Por consiguiente, cuantas más personas cabalguen la ola ver­de, más se hallarán en condiciones de dar el salto al hiperespacio de la conciencia de segundo grado, donde pueden concebirse e implementarse abordajes realmente integrales de los problemas del mundo.

La Civilización Mundial
Huntington acaba su discusión azul con el reconocimiento de la lenta emergencia actual de una Civilización Mundial (las ma­yúsculas son suyas) postconvencional y mundicéntrica que no sólo incluye las olas naranja y verde, sino que también empieza a intuir las olas integrales propias del pensamiento de segundo gra­do, una especie de Civilización Mundial integral y global. Y aun­que sus recomendaciones no provengan de ese nivel, Huntington lo reconoce, con lo cual también reconoce que el mundo está mo­viéndose lentamente en una dirección integral.

Huntington señala que lo que habitualmente se denomina "universalismo" es, en realidad, una forma de imperialismo, es decir, el intento de un bloque de civilización (como el occidental, por ejemplo) de imponer sus valores sobre todos los demás, un universalismo que, por mi parte, también me parece categórica­mente reprobable. En su lugar, Huntington propone un universa­lismo alternativo de "comunidades" que, además de reconocer y honrar las muchas y muy importantes diferencias existentes entre las culturas, también reconozca las cosas que tenemos en común en tanto que seres humanos que viven en un pequeño planeta, un universalismo sano que comparto (y al que también denomino unidad-en-la-diversidad, pluralismo universal, unitas multiplex, integralismo universal, etc.). Estoy completamente de acuerdo cuando Huntington afirma que: «en un mundo multicivilizacio­nal, el avance constructivo debe llevarnos a renunciar al univer­salismo [el imperialismo], aceptar la diversidad [el pluralismo internacional] y buscar las cosas que nos unen [el universalismo sano]».

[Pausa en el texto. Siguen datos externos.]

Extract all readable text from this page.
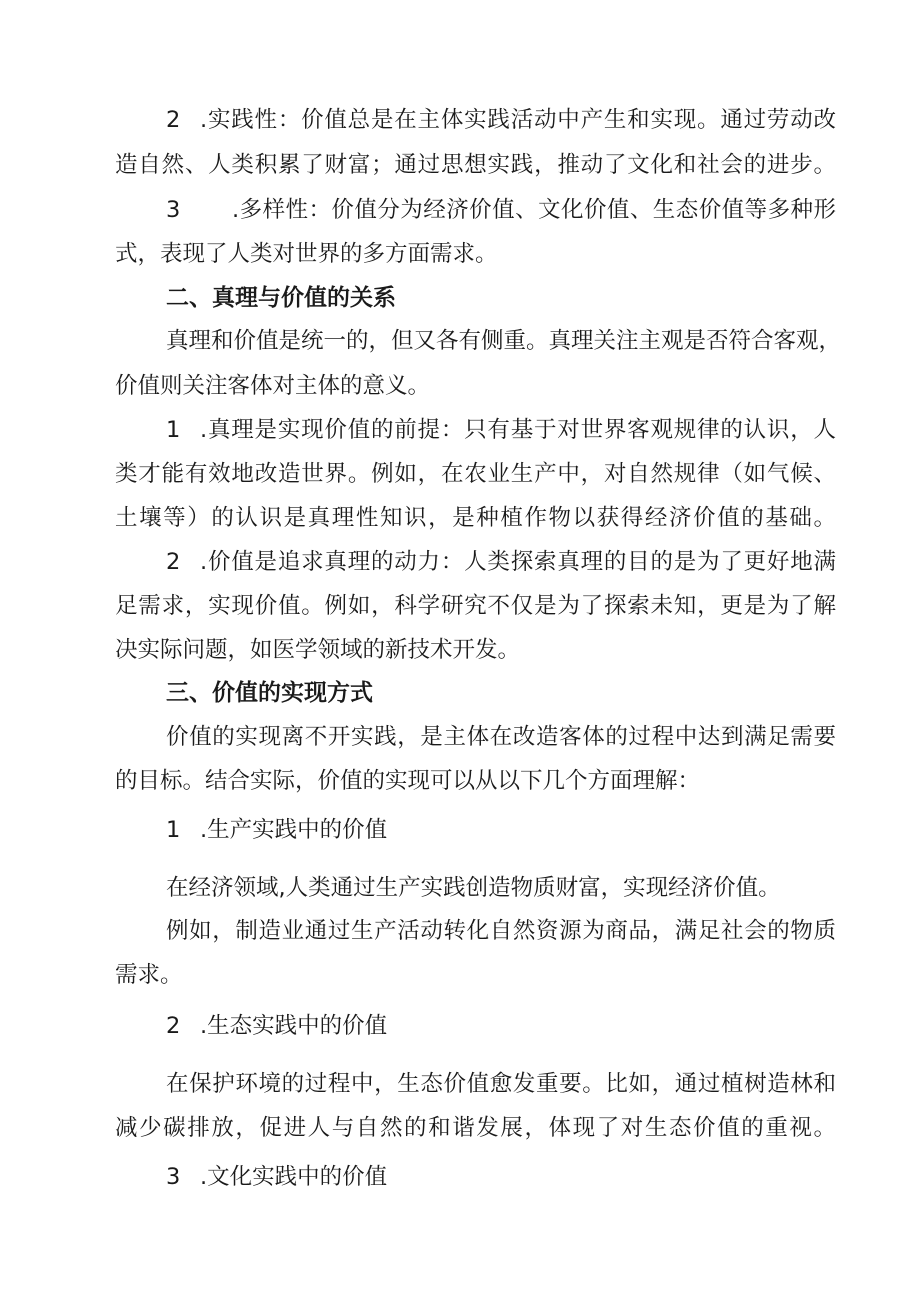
2 .实践性：价值总是在主体实践活动中产生和实现。通过劳动改

造自然、人类积累了财富；通过思想实践，推动了文化和社会的进步。

3 .多样性：价值分为经济价值、文化价值、生态价值等多种形

式，表现了人类对世界的多方面需求。

二、真理与价值的关系

真理和价值是统一的，但又各有侧重。真理关注主观是否符合客观，

价值则关注客体对主体的意义。

1 .真理是实现价值的前提：只有基于对世界客观规律的认识，人

类才能有效地改造世界。例如，在农业生产中，对自然规律（如气候、

土壤等）的认识是真理性知识，是种植作物以获得经济价值的基础。

2 .价值是追求真理的动力：人类探索真理的目的是为了更好地满

足需求，实现价值。例如，科学研究不仅是为了探索未知，更是为了解

决实际问题，如医学领域的新技术开发。

三、价值的实现方式

价值的实现离不开实践，是主体在改造客体的过程中达到满足需要

的目标。结合实际，价值的实现可以从以下几个方面理解：

1 .生产实践中的价值

在经济领域,人类通过生产实践创造物质财富，实现经济价值。

例如，制造业通过生产活动转化自然资源为商品，满足社会的物质

需求。

2 .生态实践中的价值

在保护环境的过程中，生态价值愈发重要。比如，通过植树造林和

减少碳排放，促进人与自然的和谐发展，体现了对生态价值的重视。

3 .文化实践中的价值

En lo que respecta a un universalismo sano y a una Civiliza­ción Mundial, una auténtica civilización integral, Huntington concluye -muy adecuadamente en mi opinión- que «si los seres humanos acaban desarrollando una civilización universal, ésta surgirá gradualmente a través de la búsqueda y ampliación de los elementos compartidos. Por ello... las gentes de todas las civili­zaciones deben buscar y tratar de ampliar los valores, institucio­nes y prácticas que comparten con los integrantes de otras civili­zaciones».

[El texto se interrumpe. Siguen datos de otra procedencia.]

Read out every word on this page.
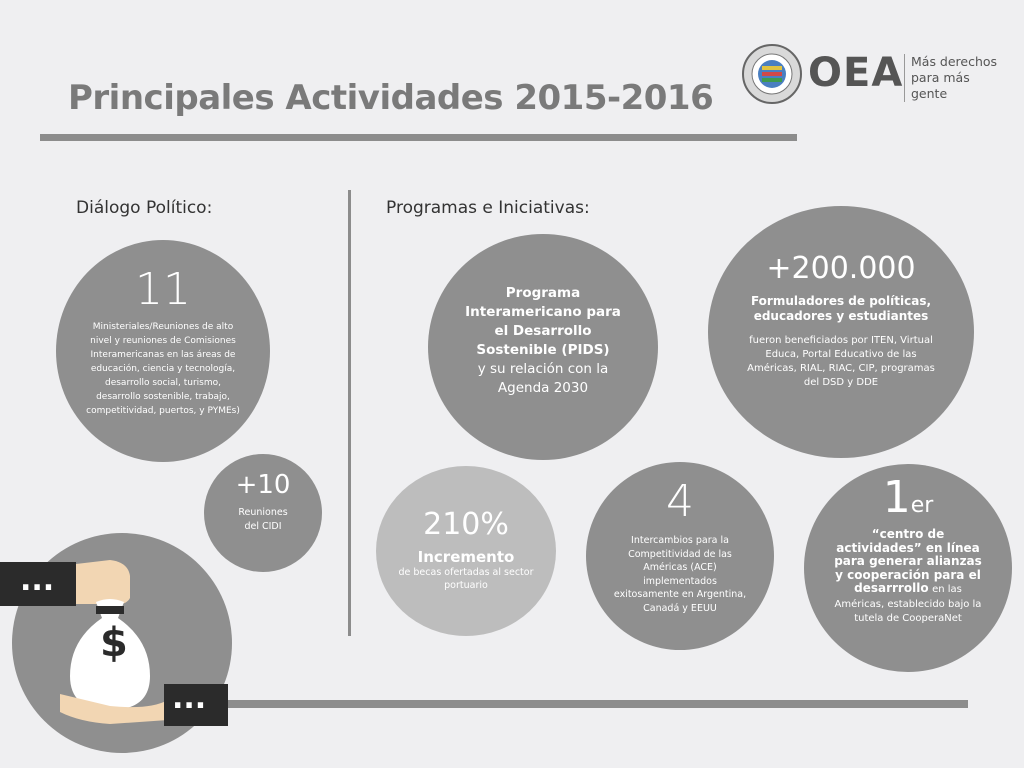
Principales Actividades 2015-2016
OEA Más derechos
para más gente
Diálogo Político:	Programas e Iniciativas:
11
Ministeriales/Reuniones de alto nivel y reuniones de Comisiones Interamericanas en las áreas de educación, ciencia y tecnología, desarrollo social, turismo, desarrollo sostenible, trabajo, competitividad, puertos, y PYMEs)
+10
Reuniones del CIDI
Programa Interamericano para el Desarrollo Sostenible (PIDS)
y su relación con la Agenda 2030
+200.000
Formuladores de políticas, educadores y estudiantes
fueron beneficiados por ITEN, Virtual Educa, Portal Educativo de las Américas, RIAL, RIAC, CIP, programas del DSD y DDE
210%
Incremento
de becas ofertadas al sector portuario
4
Intercambios para la Competitividad de las Américas (ACE) implementados exitosamente en Argentina, Canadá y EEUU
1er
“centro de actividades” en línea para generar alianzas y cooperación para el desarrrollo en las Américas, establecido bajo la tutela de CooperaNet
$
...
...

Luego, Huntington se centra en el núcleo de la cuestión: la transformación de lo etnocéntrico (azul) a lo mundicéntrico (e in­tegral): «Este esfuerzo no sólo contribuiría a reducir el choque de civilizaciones, sino que fortalecería la Civilización Mundial [no el imperialismo, sino el universalismo sano]. Esta Civilización Mundial probablemente implique una compleja mezcla de los ni­veles más elevados de la moral, la religión, el aprendizaje, el arte, la filosofía, la tecnología, el bienestar material y probablemente otras cosas» (las cursivas son mías). Dicho en mis propios térmi­nos, las distintas líneas o corrientes del desarrollo (desde la mo­ral hasta la religión, el aprendizaje, el arte, etc.) discurren a tra­vés de los distintos niveles u olas evolutivas (desde púrpura, hasta rojo, azul, naranja, verde, etc. o, dicho de otro modo, desde lo egocéntrico hasta lo etnocéntrico y lo mundicéntrico), y cuan­to más elevado sea el nivel del desarrollo de las distintas líneas, más probable será que asistamos a la emergencia de una Civili­zación Mundial, precisamente porque las placas tectónicas van desde lo egocéntrico hasta lo etnocéntrico y lo mundicéntrico. El análisis de Huntington nos recuerda que la inmensa mayoría de la población mundial todavía se halla en la ola etnocéntrica y que cualquier realpolitik que quiera fomentar el desarrollo mundi­céntrico debe tomar buena cuenta de ello.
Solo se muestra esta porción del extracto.